Il faut laisser Dieu faire. Et ça, c’est difficile. C’est difficile de laisser Dieu faire.

Nous n’en sommes pas les maîtres. L’Église elle-même n’est pas missionnée pour déraciner, pour arracher l’ivraie. Non, l’Église est semée dans le monde, elle est semée dans ce champ pour produire du bon grain, pour produire un blé.
En fait, notre mission à nous aujourd’hui, c’est de faire grandir le bien. C’est notre première mission. Bien évidemment, nous sommes invités à ne pas être complices du mal, surtout quand on l’a discerné, vu.
Mais pour autant, notre mission première, c’est de faire grandir le bien. Oui, nous sommes parfois sévères avec nous-mêmes, avec nos défauts. Nous aimerions bien ne pas avoir de défauts.

Mais ça, c’est pas dans notre pouvoir. Non, ce que nous pouvons faire, c’est choisir ici, aujourd’hui, maintenant, de faire grandir le bien, là. Tout à l’heure, en sortant de l’Église, avec quelle personne je serai un peu plus attentif ? Avec quelle personne je serai un peu plus agréable ? Quel service je vais pouvoir rendre ? Quel coup de téléphone que je n’ai pas donné depuis longtemps, je vais pouvoir passer ? Comment est-ce que je peux faire grandir le bien, ici, maintenant ? C’est là notre mission première.
Nous ne sommes pas chargés d’arracher l’ivraie dans notre monde. En fait, nous n’en sommes pas capables. Mais nous sommes chargés de faire grandir le bien, là où nous sommes.

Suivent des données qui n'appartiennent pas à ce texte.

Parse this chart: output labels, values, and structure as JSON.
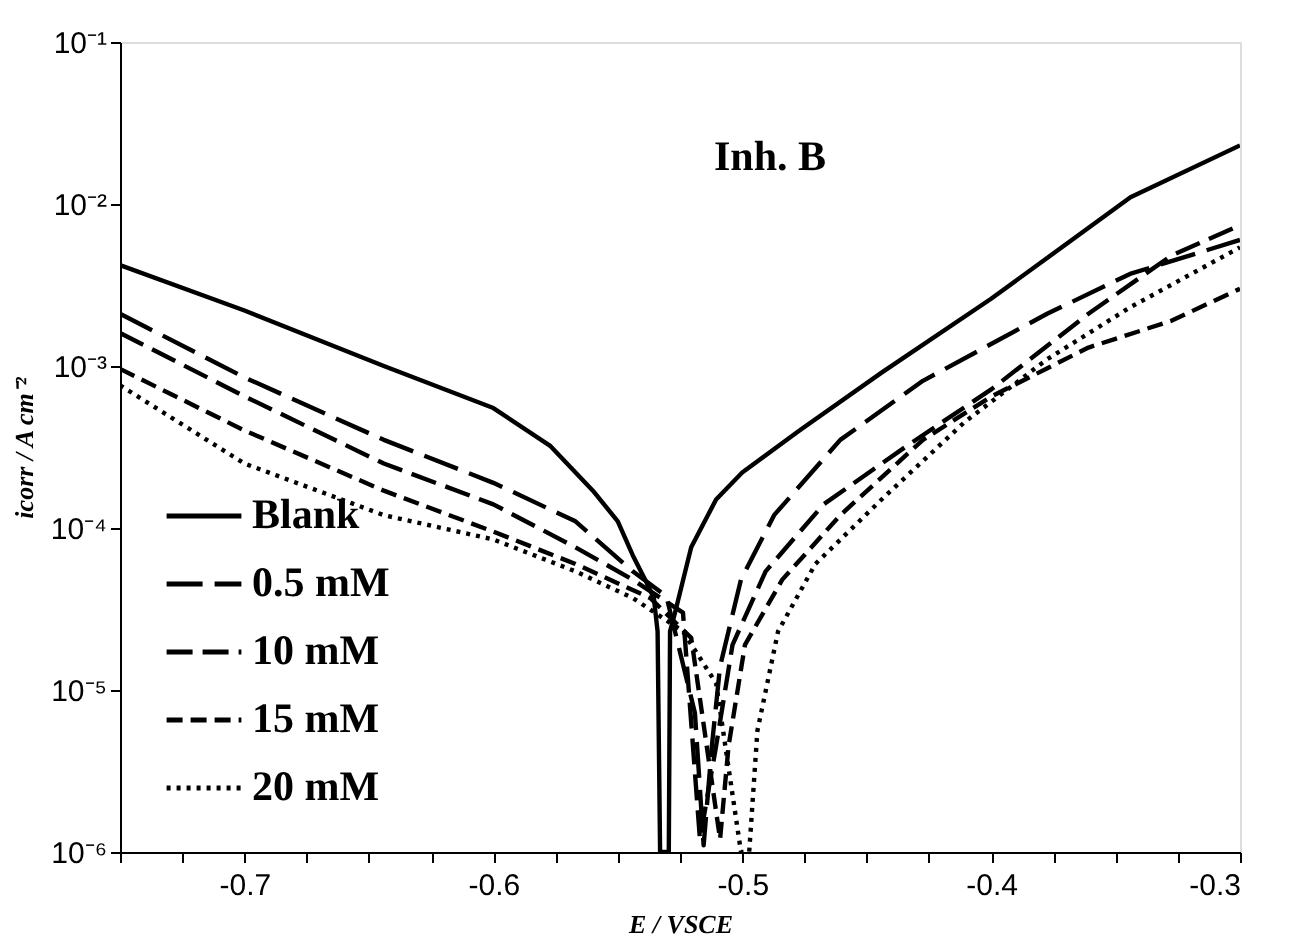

C’est un vrai chemin de croissance spirituelle. Lorsque nous faisons notre examen de conscience le soir, petit temps de prière, « Merci Seigneur pour ce qui s’est bien passé aujourd’hui, pardon pour ce qui s’est mal passé et pour lequel j’ai une part de responsabilité », nous avons beaucoup plus facilité à chercher ce qui n’est pas allé. Et on peut faire la liste de tous les endroits où on n’a pas été ajusté. Et il est bon d’avoir une vue claire sur tout cela.
Mais ce n’est pas ça le plus essentiel, en fait. En fait, il est bon, dans notre prière du matin, petit rendez-vous avec le Seigneur, « Seigneur, merci Seigneur de me donner cette journée, qu’est-ce que je vais pouvoir faire aujourd’hui ? » Une chose, un point très concret pour faire grandir la joie, pour faire grandir le bien autour de moi.
J’ai le droit de préméditer le bien que je veux faire. Et du coup, le soir, dans mon examen de conscience, au lieu de me focaliser sur tout ce qui n’est pas allé, je vais pouvoir rendre grâce parce que ce bien-là que j’avais prémédité, eh bien je l’ai fait. Merci Seigneur.

 

Il est tellement bon de pouvoir rendre grâce au Seigneur pour les merveilles qu’il fait dans nos cœurs. Soyons du bon grain, soyons des fils de la lumière, soyons des porteurs de lumière et des porteurs de joie. Ici et maintenant, là où nous sommes plantés, nous ne pouvons pas quitter notre champ.
Parfois, on aimerait bien. Nous sommes ici et c’est ici que nous sommes chargés de grandir et de faire grandir. Apprenons à privilégier la croissance du bien avant même d’entrer en lutte contre le mal.
Ça ne veut pas dire qu’il ne faut pas lutter contre le mal. Mais dans notre vie spirituelle, dans notre vie intérieure, choisissons de faire grandir le bien ici et maintenant.